Will Paying Panhandlers to Foster Puppies Pay Off?
I used to pass through a large subway station in Manhattan on my commute home, and every evening on my way to the train I saw a panhandler begging in the station with a couple of kittens at his side. The kittens didn’t look healthy, and they never grew — but that was because he swapped them frequently for new kittens. I don’t know where he got his supply of kittens or what he did with the ones who grew too big for his standards. Every day I was tempted to grab the furry babies and run so I could nurse them back to health and save them from whatever fate awaited them when they grew up, but I knew he would just replace them with new, sad kittens.

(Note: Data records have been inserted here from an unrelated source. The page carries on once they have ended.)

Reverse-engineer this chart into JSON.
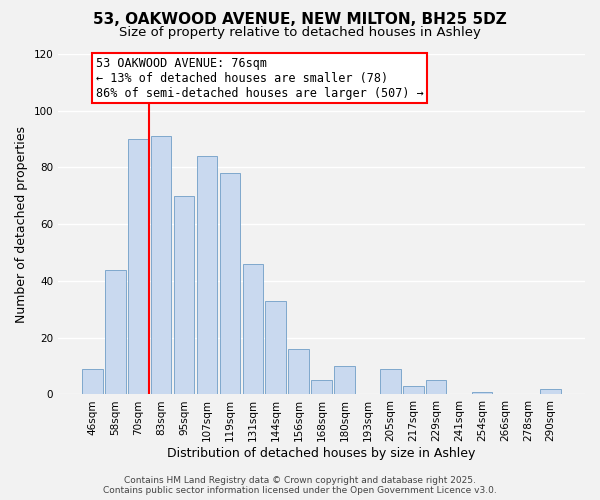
{
  "title": "53, OAKWOOD AVENUE, NEW MILTON, BH25 5DZ",
  "subtitle": "Size of property relative to detached houses in Ashley",
  "xlabel": "Distribution of detached houses by size in Ashley",
  "ylabel": "Number of detached properties",
  "bar_labels": [
    "46sqm",
    "58sqm",
    "70sqm",
    "83sqm",
    "95sqm",
    "107sqm",
    "119sqm",
    "131sqm",
    "144sqm",
    "156sqm",
    "168sqm",
    "180sqm",
    "193sqm",
    "205sqm",
    "217sqm",
    "229sqm",
    "241sqm",
    "254sqm",
    "266sqm",
    "278sqm",
    "290sqm"
  ],
  "bar_values": [
    9,
    44,
    90,
    91,
    70,
    84,
    78,
    46,
    33,
    16,
    5,
    10,
    0,
    9,
    3,
    5,
    0,
    1,
    0,
    0,
    2
  ],
  "bar_color": "#c9d9ef",
  "bar_edgecolor": "#7fa8cc",
  "ylim": [
    0,
    120
  ],
  "yticks": [
    0,
    20,
    40,
    60,
    80,
    100,
    120
  ],
  "property_line_label": "53 OAKWOOD AVENUE: 76sqm",
  "annotation_line1": "← 13% of detached houses are smaller (78)",
  "annotation_line2": "86% of semi-detached houses are larger (507) →",
  "footer_line1": "Contains HM Land Registry data © Crown copyright and database right 2025.",
  "footer_line2": "Contains public sector information licensed under the Open Government Licence v3.0.",
  "background_color": "#f2f2f2",
  "plot_bg_color": "#f2f2f2",
  "grid_color": "#ffffff",
  "title_fontsize": 11,
  "subtitle_fontsize": 9.5,
  "axis_label_fontsize": 9,
  "tick_fontsize": 7.5,
  "footer_fontsize": 6.5,
  "annot_fontsize": 8.5
}
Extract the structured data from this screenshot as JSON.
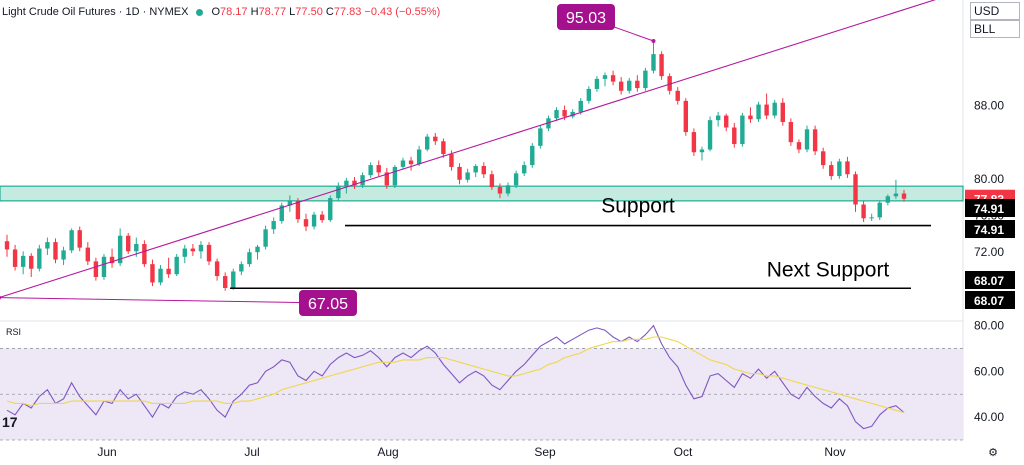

This memory leapt to mind when I read SFGate‘s story about San Francisco’s plan to recruit panhandlers to foster homeless puppies. The proposed program, called “Woof,” won’t help homeless people: only those with housing may participate.
The city will pay $50 to $75 per week in exchange for fostering the puppies on the condition that participants in the program stop begging. If they are caught begging with the puppies, the dogs will return to the shelter.
The two goals of this project — to get panhandlers off the streets, the other to socialize puppies who would otherwise be euthanized — are laudable. Ideally they could brighten the lives of former panhandlers, save the lives of homeless dogs, and improve the quality of life for San Francisco’s residents by reducing the number of beggars on the streets.
But will this program achieve those goals? Several factors will determine the outcome:
- How much money do Bay Area panhandlers generally make in a week? If they make more than $50 to $75, there is no financial incentive for them to participate in the program, or to abide by the rule against begging if they do participate.
- What enforcement efforts will authorities make to ensure that foster parents don’t beg with the puppies? How high are the chances that they would get caught if they did so?
- Each puppy would be fostered for only two to six weeks. Is that enough time for someone with minimal training to socialize a puppy so problematic that he or she had been deemed unadoptable? It usually takes longer than that.
If Woof does succeed it will be a marvelous boon to panhandlers and to homeless puppies. The odds seem gainst it. What do you think?